いろんな魚がいて、それぞれが違ったDNAやたんぱく質があります。それをやっていくワクワク感というのは、僕の年齢になってもいまだに面白い。若い学生さんにとっても、やっぱり面白いと思うんです。


海の中は未知の世界が広がっているんですね!


塩崎

未だに新種はどんどん見つかるし、深海魚が見つかればみんなテンションが上がるし、外国には日本にはいない変な魚がたくさんいるし。

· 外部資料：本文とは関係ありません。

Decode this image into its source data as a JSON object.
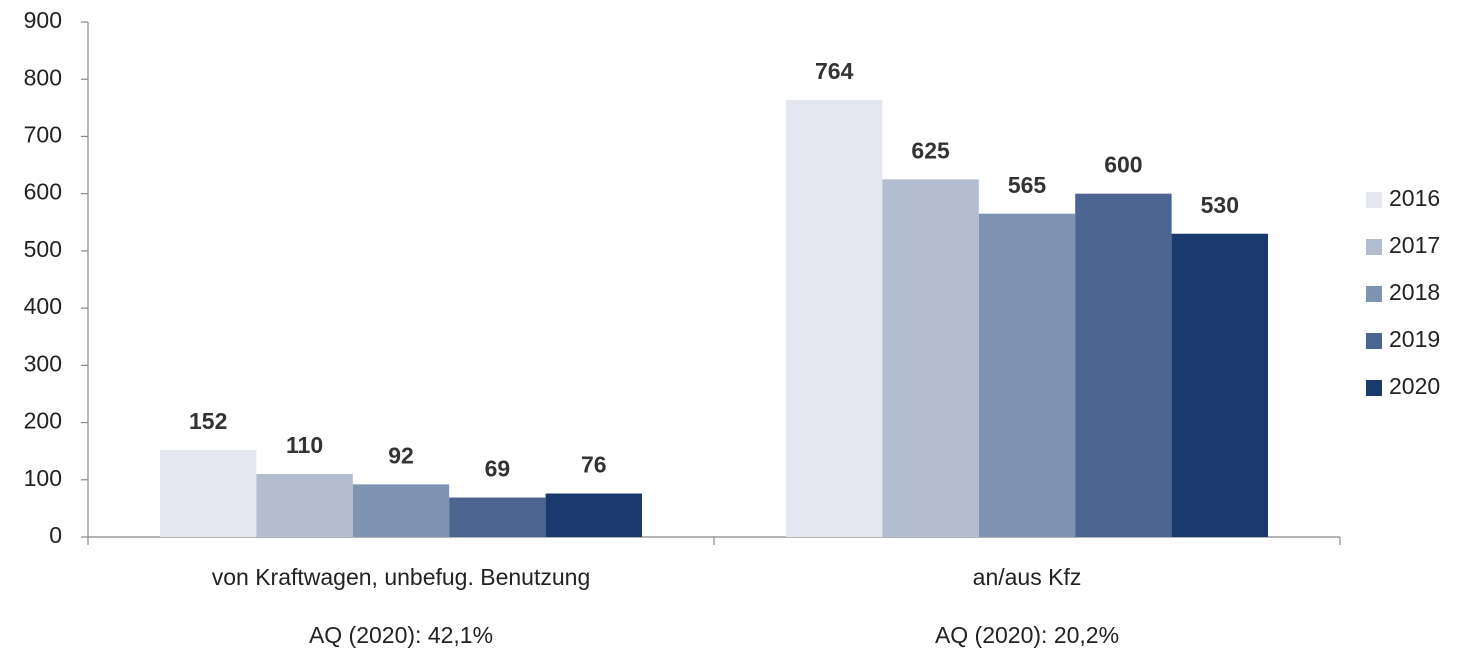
{
  "chart_data": {
    "type": "bar",
    "categories": [
      "von Kraftwagen, unbefug. Benutzung",
      "an/aus Kfz"
    ],
    "annotations": [
      "AQ (2020): 42,1%",
      "AQ (2020): 20,2%"
    ],
    "series": [
      {
        "name": "2016",
        "color": "#e4e7f0",
        "values": [
          152,
          764
        ]
      },
      {
        "name": "2017",
        "color": "#b2bdd0",
        "values": [
          110,
          625
        ]
      },
      {
        "name": "2018",
        "color": "#7f93b3",
        "values": [
          92,
          565
        ]
      },
      {
        "name": "2019",
        "color": "#4a6590",
        "values": [
          69,
          600
        ]
      },
      {
        "name": "2020",
        "color": "#1a3a6e",
        "values": [
          76,
          530
        ]
      }
    ],
    "ylim": [
      0,
      900
    ],
    "yticks": [
      0,
      100,
      200,
      300,
      400,
      500,
      600,
      700,
      800,
      900
    ],
    "grid": false,
    "legend": "right"
  }
}
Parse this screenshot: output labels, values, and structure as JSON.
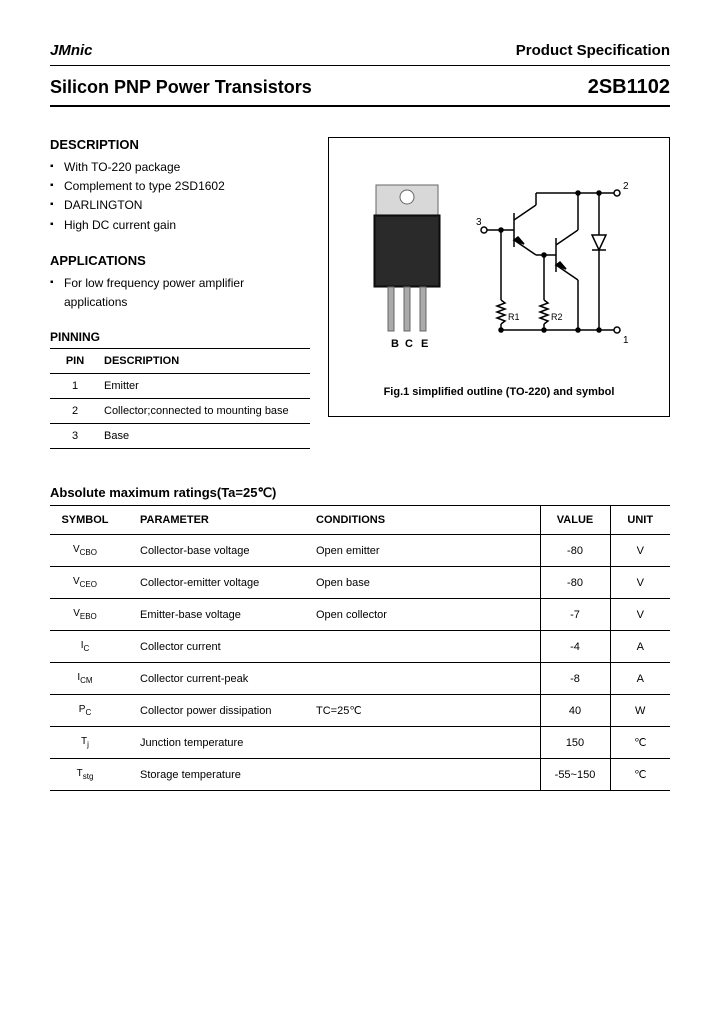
{
  "header": {
    "brand": "JMnic",
    "spec_label": "Product Specification"
  },
  "title": {
    "product_name": "Silicon PNP Power Transistors",
    "part_number": "2SB1102"
  },
  "description": {
    "heading": "DESCRIPTION",
    "items": [
      "With TO-220 package",
      "Complement to type 2SD1602",
      "DARLINGTON",
      "High DC current gain"
    ]
  },
  "applications": {
    "heading": "APPLICATIONS",
    "items": [
      "For low frequency power amplifier applications"
    ]
  },
  "pinning": {
    "heading": "PINNING",
    "columns": [
      "PIN",
      "DESCRIPTION"
    ],
    "rows": [
      [
        "1",
        "Emitter"
      ],
      [
        "2",
        "Collector;connected to mounting base"
      ],
      [
        "3",
        "Base"
      ]
    ]
  },
  "figure": {
    "caption": "Fig.1 simplified outline (TO-220) and symbol",
    "pin_labels": [
      "B",
      "C",
      "E"
    ],
    "circuit": {
      "terminals": {
        "t1": "1",
        "t2": "2",
        "t3": "3"
      },
      "resistors": [
        "R1",
        "R2"
      ]
    },
    "colors": {
      "line": "#000000",
      "body": "#1a1a1a",
      "tab": "#d0d0d0"
    }
  },
  "ratings": {
    "heading": "Absolute maximum ratings(Ta=25℃)",
    "columns": [
      "SYMBOL",
      "PARAMETER",
      "CONDITIONS",
      "VALUE",
      "UNIT"
    ],
    "rows": [
      {
        "sym_main": "V",
        "sym_sub": "CBO",
        "param": "Collector-base voltage",
        "cond": "Open emitter",
        "value": "-80",
        "unit": "V"
      },
      {
        "sym_main": "V",
        "sym_sub": "CEO",
        "param": "Collector-emitter voltage",
        "cond": "Open base",
        "value": "-80",
        "unit": "V"
      },
      {
        "sym_main": "V",
        "sym_sub": "EBO",
        "param": "Emitter-base voltage",
        "cond": "Open collector",
        "value": "-7",
        "unit": "V"
      },
      {
        "sym_main": "I",
        "sym_sub": "C",
        "param": "Collector current",
        "cond": "",
        "value": "-4",
        "unit": "A"
      },
      {
        "sym_main": "I",
        "sym_sub": "CM",
        "param": "Collector current-peak",
        "cond": "",
        "value": "-8",
        "unit": "A"
      },
      {
        "sym_main": "P",
        "sym_sub": "C",
        "param": "Collector power dissipation",
        "cond": "TC=25℃",
        "value": "40",
        "unit": "W"
      },
      {
        "sym_main": "T",
        "sym_sub": "j",
        "param": "Junction temperature",
        "cond": "",
        "value": "150",
        "unit": "℃"
      },
      {
        "sym_main": "T",
        "sym_sub": "stg",
        "param": "Storage temperature",
        "cond": "",
        "value": "-55~150",
        "unit": "℃"
      }
    ]
  }
}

例えば、「ドウクツギョ(洞窟魚)」というメキシコの魚は暗い洞窟にずっと棲んでいて目が退化して、目がないんです。
においと触線といって感覚だけで餌や、仲間を見つけたりします。暗闇にいてあまり餌が食べられない。だから餌を見逃さないように寝ちゃったらまずいので、いつも興奮状態にいるんです。いかにエネルギーをうまくつかって効率よく生きていくかということが重要なんですね。


そんな魚がいるんですね!好奇心が刺激されます。


塩崎

我々はご飯を食べたりするとコレステロールが変動するんですが、洞窟魚はあまり変動しない。血中のコレステロールを高く保っている。これは人の病気の状態と似ているんじゃないかという風に、人にも結び付けて考えます。
これは一つの例ですが、そういうのが無限にあっておもしろい


わからないことを知りたいというのは、純粋な学びのような気がします。


塩崎

沢山のわからないことがあって、解明したことを世の中にアウトプットしていくのは非常に楽しい、というのを強調したい。


出口ありきも重要だけど、単純にわからないことにチャレンジしてみる。そして「これは何の役に立つのだろう」と考えてみる。
そのネタが海のなかはすごく沢山あって、すごく楽しいので「新しいことを見つけたい、チャレンジしたい」という人には、すごく向いている分野じゃないのかなと思います。